Patients that have a disc prolapse and have failed non-operative treatment would benefit from a microdiscectomy and neurolysis. Those with lumbar canal stenosis require a decompressive laminectomy, lateral recess decompression and neurolysis. In either situation, the presence of instability will require an instrumented fusion.
The pain is restricted to the distribution of the nerve root and thus a good history and examination can often provide the diagnosis.
These syndromes (meralgia parasthetica, piriformis syndrome, tarsal tunnel syndrome, Morton's neuralgia) present primarily with pain restricted to the distribution of the nerve under pressure (Causes of leg pain). Medical therapies with an anticonvulsant (carbamazepine) or antidepressant (amitriptyline) can provide good control of their symptoms. The alternative is a diagnostic and therapeutic block with local anaesthesia and steroids. Should this fail, surgical decompression of the nerve should be considered.
The vascular causes are described in greater details in Chapters 52 and 54.
- Acute arterial vascular compromise. It is caused by trauma or acute arterial occlusion of a diseased artery by a thrombotic or embolic event. The patient presents with leg pain and parasthesia with coldness and pallor. Acute intervention to restore circulation is vital to preserve limb function.
- Vascular claudication - It is a well-recognized and common problem of leg pain, often calf pain. The pain is worse with walking and improves with rest. The pain is often a cramp-like pain in the muscles of the legs with a sense of tiredness and fatigue. Pain at rest is present with very severe disease. This is a result of progressive arteriosclerotic disease and the distribution of the pain reflects the site of arterial disease. Patients may benefit from bypass surgery.
- Venous disease - Incompetence of the valves of the veins of the lower limb result in progressive gravitational congestion of the leg. This results in a painful, achy swollen leg that improves with rest and elevation of the leg. A major associated complication is thrombophlebitis and consequent risk of deep vein thrombosis. Surgery is only indicated in major vascular incompetence.
- Joint pain as a result of acute inflammation as seen in rheumatoid disease, connective tissue disease, gout or septic arthritis is often acute, associated with swelling, redness and tenderness of the joint with radiation up or down the leg.
- Gout is a metabolic disorder characterised by an excess of uric acid in the blood. It usually presents in middle-aged men with rapid-onset painful swelling of a joint - usually the first metacarpophalangeal joint - which is red, hot and associated with proximal and distal pain. It must be differentiated from septic arthritis and other causes of leg pain discussed above.
- Septic arthritis is often bacterial in origin, presents with pain, swelling, redness and tenderness of a joint with radiation. Inflammatory markers are abnormal and patients require antibiotics and possibly aspiration or irrigation of the joint.

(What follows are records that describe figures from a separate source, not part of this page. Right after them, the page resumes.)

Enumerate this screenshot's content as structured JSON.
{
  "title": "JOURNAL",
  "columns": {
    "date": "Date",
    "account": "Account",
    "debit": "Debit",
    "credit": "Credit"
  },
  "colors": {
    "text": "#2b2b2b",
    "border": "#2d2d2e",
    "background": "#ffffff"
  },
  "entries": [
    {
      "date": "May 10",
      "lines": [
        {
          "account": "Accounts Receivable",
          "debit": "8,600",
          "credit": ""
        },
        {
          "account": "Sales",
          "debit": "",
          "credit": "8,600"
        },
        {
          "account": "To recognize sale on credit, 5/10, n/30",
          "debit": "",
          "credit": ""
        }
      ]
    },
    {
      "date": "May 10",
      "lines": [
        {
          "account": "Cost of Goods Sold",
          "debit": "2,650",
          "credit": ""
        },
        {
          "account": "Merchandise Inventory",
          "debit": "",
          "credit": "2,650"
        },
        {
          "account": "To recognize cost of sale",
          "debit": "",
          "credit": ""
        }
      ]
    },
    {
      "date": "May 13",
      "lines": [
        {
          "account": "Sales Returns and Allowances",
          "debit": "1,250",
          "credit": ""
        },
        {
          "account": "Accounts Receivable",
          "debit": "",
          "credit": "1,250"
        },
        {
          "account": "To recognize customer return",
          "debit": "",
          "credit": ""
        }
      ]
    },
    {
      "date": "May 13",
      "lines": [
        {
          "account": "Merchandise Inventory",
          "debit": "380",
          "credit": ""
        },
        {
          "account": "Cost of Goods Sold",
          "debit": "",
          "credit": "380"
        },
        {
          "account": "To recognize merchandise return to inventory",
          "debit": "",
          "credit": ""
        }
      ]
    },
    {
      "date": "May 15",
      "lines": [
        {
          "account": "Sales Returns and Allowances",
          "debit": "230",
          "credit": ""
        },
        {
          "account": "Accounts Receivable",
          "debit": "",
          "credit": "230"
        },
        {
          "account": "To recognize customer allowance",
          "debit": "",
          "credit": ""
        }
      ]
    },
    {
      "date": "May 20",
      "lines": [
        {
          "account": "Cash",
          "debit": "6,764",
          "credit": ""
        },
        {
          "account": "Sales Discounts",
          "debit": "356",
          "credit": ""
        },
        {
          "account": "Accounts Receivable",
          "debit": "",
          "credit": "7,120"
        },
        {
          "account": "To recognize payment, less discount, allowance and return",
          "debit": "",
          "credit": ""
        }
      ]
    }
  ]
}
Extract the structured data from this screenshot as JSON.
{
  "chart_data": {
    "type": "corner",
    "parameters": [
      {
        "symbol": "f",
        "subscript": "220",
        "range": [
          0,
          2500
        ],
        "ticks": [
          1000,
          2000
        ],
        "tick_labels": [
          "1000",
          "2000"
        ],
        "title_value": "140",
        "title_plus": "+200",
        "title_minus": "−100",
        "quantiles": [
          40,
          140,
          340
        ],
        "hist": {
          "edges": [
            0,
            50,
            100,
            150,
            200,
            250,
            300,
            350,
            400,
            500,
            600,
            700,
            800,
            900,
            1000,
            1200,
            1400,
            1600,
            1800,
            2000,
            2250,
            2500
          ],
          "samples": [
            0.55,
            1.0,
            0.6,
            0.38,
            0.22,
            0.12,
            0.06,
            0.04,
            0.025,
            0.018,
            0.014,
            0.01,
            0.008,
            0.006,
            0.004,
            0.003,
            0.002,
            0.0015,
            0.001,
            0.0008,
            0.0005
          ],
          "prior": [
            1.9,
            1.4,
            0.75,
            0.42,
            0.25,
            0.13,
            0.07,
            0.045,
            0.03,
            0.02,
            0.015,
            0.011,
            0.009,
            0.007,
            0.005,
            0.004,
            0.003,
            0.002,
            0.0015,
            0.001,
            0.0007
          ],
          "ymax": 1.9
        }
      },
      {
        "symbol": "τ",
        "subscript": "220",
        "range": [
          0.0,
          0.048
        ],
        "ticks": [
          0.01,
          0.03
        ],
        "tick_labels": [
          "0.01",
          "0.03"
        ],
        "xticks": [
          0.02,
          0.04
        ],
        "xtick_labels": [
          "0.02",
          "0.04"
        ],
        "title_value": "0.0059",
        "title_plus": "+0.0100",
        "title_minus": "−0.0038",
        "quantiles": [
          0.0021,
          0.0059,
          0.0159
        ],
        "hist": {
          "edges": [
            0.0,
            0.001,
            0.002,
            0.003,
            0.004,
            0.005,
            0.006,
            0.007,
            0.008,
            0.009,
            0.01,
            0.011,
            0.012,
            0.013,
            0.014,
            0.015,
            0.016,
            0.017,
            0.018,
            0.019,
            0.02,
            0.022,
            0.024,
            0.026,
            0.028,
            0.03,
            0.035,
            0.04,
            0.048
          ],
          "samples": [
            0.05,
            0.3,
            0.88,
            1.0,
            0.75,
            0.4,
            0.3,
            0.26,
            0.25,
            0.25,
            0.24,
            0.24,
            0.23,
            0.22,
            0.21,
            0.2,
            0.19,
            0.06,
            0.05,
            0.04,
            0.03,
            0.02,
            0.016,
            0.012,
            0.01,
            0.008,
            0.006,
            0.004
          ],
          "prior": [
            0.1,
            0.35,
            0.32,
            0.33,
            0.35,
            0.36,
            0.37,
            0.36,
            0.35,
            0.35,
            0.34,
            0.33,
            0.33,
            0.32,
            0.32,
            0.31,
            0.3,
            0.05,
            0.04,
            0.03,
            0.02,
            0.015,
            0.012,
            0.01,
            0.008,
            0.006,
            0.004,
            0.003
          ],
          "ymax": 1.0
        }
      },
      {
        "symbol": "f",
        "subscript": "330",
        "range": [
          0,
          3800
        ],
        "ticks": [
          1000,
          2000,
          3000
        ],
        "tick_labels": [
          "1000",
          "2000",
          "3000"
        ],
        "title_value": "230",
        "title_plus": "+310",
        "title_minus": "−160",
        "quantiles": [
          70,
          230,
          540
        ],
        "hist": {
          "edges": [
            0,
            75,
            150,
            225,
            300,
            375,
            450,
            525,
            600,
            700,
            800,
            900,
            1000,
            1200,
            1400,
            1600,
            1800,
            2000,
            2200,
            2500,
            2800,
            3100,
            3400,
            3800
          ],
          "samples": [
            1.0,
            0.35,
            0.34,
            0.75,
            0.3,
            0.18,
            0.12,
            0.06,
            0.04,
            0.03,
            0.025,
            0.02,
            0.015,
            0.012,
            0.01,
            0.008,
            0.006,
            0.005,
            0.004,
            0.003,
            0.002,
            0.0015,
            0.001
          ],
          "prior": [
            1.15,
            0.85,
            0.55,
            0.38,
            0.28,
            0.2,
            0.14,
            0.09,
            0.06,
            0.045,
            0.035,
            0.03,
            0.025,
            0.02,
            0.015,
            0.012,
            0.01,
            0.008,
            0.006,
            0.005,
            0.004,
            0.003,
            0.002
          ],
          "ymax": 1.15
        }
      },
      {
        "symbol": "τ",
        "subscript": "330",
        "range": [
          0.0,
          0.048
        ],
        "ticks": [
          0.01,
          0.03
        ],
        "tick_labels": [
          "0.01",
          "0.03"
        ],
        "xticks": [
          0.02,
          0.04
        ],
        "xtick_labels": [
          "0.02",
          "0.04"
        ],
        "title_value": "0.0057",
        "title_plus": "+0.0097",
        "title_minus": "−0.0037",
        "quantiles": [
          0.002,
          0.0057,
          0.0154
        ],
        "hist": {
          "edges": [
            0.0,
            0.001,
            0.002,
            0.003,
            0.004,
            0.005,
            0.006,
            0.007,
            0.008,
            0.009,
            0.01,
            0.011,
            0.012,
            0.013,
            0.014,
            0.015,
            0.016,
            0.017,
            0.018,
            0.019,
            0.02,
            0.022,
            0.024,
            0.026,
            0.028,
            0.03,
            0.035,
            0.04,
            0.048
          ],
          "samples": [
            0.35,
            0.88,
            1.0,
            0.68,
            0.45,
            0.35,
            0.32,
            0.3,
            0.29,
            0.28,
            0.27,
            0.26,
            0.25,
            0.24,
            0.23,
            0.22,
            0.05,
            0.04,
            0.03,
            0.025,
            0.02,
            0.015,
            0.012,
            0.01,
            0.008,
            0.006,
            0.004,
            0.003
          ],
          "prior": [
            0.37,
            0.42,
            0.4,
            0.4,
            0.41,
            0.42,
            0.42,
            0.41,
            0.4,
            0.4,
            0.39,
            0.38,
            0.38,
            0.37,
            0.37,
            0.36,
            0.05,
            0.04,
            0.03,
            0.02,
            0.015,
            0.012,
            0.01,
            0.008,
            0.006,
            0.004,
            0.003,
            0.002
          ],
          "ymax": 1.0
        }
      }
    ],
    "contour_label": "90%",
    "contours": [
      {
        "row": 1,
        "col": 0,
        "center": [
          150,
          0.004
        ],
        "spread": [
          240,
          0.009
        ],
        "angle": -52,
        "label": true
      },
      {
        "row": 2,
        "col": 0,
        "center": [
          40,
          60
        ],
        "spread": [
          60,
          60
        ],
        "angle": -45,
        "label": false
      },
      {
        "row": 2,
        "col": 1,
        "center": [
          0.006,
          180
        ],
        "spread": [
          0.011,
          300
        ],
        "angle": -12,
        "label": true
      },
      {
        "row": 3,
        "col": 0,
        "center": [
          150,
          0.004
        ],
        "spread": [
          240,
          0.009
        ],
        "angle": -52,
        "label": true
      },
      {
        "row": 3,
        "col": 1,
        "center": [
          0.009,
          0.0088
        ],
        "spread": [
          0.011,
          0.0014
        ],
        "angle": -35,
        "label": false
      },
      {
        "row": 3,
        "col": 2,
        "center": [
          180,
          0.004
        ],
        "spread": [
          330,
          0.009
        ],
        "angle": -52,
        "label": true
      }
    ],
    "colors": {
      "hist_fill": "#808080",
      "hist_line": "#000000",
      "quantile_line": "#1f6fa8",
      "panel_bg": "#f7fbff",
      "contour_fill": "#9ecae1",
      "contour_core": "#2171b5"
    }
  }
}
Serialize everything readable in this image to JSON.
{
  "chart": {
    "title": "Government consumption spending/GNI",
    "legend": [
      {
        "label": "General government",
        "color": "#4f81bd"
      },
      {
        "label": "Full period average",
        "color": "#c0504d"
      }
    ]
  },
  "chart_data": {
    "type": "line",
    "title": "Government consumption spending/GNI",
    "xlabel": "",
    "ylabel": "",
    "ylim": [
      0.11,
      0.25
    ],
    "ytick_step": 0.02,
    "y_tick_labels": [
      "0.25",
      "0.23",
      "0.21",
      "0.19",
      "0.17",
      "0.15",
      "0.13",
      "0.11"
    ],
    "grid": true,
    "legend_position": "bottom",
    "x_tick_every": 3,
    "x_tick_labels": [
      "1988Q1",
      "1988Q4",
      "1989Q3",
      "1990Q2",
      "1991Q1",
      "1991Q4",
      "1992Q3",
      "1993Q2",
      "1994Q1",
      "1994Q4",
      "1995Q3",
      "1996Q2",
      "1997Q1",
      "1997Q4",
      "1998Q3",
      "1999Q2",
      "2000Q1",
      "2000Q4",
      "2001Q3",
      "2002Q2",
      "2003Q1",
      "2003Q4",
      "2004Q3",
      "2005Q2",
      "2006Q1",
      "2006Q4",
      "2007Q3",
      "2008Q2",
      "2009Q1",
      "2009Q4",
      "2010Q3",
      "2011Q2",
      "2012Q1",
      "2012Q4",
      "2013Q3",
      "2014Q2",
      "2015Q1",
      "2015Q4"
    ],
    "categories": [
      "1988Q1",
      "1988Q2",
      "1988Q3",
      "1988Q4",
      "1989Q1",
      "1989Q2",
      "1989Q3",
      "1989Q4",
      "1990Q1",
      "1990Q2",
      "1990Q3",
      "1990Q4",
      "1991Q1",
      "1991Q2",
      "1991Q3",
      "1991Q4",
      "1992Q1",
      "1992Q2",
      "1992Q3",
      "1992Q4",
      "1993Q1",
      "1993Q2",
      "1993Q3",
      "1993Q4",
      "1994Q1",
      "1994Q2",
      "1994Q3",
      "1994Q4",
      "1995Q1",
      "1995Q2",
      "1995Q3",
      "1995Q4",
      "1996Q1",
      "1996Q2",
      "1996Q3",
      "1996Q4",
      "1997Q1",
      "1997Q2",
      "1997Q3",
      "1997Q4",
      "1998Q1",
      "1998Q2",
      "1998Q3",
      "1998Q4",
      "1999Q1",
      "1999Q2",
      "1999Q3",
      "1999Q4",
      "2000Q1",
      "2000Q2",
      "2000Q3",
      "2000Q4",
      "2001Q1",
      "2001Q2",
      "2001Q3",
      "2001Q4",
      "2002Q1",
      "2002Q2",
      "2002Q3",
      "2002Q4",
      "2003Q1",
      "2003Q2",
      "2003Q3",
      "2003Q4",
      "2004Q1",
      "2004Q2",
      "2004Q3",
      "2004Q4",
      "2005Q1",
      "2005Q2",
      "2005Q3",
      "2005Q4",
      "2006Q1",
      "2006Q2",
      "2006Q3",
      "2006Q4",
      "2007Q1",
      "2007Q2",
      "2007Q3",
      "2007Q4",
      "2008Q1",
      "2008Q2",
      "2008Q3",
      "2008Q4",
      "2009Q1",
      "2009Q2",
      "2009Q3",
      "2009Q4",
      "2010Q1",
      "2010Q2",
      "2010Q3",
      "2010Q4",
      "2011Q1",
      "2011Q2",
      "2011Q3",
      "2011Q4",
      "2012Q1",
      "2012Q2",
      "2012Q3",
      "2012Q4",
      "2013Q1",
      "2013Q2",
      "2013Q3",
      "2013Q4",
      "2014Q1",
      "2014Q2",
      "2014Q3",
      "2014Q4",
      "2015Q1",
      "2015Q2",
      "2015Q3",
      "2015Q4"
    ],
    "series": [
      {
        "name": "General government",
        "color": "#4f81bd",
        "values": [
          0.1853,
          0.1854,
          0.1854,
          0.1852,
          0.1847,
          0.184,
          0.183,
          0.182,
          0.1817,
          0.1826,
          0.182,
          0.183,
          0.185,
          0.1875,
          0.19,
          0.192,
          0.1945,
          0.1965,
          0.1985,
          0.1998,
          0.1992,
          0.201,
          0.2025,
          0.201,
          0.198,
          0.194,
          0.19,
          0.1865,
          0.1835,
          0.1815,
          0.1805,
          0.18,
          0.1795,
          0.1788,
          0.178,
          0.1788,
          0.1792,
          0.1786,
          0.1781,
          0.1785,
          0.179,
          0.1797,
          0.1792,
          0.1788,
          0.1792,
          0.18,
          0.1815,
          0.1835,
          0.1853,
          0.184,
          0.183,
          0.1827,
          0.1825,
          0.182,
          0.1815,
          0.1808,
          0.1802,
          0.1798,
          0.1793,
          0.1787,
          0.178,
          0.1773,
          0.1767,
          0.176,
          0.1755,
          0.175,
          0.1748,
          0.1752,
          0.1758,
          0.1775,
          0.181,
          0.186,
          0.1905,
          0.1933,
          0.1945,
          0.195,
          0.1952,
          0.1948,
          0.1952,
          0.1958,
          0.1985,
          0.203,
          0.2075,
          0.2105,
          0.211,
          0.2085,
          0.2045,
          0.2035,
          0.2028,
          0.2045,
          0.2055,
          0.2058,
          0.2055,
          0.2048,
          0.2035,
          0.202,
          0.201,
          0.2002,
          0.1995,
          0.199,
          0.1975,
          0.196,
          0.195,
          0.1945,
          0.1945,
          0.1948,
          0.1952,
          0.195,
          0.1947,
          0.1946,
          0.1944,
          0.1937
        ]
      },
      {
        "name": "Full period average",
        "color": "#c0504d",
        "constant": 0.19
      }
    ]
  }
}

- Pain from wearing down of the cartilage of the articular surface is a progressive event and thus the pain has an insidious nature and progresses over a long period.
- An injury or inflammation of the joint capsule, tendon and muscle around a joint can also simulate joint pathology with secondary leg pain. Both muscle and joint pain can occur from metabolic and connective tissue disorder; thus these patients may require a blood screen looking at ESR, RhF, ANF and a rheumatology review.
- Sacroiliitis, arthritic changes in the hip, knee, ankle or arch of foot will cause local and radiating pain.